Harmony and balance. Among the many aspects of Native American culture is the emphasis on unity through seeking harmony and balance both inwardly and outwardly. Generally, Native American traditional values reflect the importance placed upon community contribution, sharing, cooperation, being, noninterference, community and extended family, harmony with nature, a time orientation toward living in the present, preference for explanation of natural phenomena according to the spiritual, and a deep respect for elders (Garret, 1999). While visiting the Barona Mission Museum, many displays reflected the general practices of this beliefs and values of the Kumeyaay people. Displays illustrated their thoughts about the earth and the family's responsibility to value one another as well as their environment. For example, one display presented the use of the land and protecting it as well as utilizing its resources and the strength of oral traditions to perpetuate these practices.
Wellness. Traditional Native American views of healing and wellness emphasize seeking harmony within oneself, with others and with one's surroundings (Garrett & Carroll, 2000). In the traditional Native American way, medicine can consist of physical remedies, but medicine is also much more than a pill you take to cure illness or correct a physiological malfunction. Medicine is everywhere; it is the essence of their inner being that gives inner power (Garrett, 1999). The Native American elders often hold healing positions such as medicine men and other authoritative positions in the community due to their highly valued wisdom and experience.
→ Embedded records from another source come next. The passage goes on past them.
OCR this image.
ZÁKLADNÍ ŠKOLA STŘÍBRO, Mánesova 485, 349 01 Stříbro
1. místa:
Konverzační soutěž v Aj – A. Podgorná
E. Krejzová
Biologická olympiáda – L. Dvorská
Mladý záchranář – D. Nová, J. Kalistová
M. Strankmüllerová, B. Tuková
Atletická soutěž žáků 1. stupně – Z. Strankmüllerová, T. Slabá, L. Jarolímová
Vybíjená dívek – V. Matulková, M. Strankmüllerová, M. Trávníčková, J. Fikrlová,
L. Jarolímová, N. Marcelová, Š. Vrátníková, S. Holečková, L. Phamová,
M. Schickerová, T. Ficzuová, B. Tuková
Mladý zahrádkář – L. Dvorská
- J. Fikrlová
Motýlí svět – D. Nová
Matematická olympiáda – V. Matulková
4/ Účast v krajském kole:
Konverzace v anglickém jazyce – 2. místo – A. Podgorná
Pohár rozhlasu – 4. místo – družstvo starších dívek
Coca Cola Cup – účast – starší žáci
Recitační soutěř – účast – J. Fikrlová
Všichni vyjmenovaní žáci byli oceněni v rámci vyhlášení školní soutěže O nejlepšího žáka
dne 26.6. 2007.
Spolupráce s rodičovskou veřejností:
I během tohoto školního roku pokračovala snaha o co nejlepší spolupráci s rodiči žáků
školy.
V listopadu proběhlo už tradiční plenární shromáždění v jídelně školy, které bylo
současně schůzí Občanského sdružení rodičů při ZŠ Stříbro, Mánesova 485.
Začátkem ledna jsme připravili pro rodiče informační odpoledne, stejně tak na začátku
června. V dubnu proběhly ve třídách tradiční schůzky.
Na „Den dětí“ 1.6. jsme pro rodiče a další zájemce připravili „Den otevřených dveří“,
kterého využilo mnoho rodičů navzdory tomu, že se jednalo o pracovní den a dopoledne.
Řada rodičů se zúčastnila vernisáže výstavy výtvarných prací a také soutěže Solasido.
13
Spirituality. Unlike Western spirituality, religion is a way of life (Atwood, 1991). In many Native American languages, there is no word for "religion" because spiritual practices are an integral part of every aspect of daily life; spirituality is necessary for the harmony and balance, or wellness, of the individual, family, clan and community (Locust, 1988).
If a person believes in the Native American spiritual path they act accordingly which mens they do not threaten another person, beat-up another person, etc. then use their mental and physical illnesses as an excuse to do either physical or verbal harm to others. Verbal harm is lying about others to save face or to get even which causes harm to others. Walking in balance is just that in balance means dealing with all aspects of ones life in a way that causes no harm to another living thing. Harming others is not in balance! Do not say you walk a spiritual path is you are not in balance with life!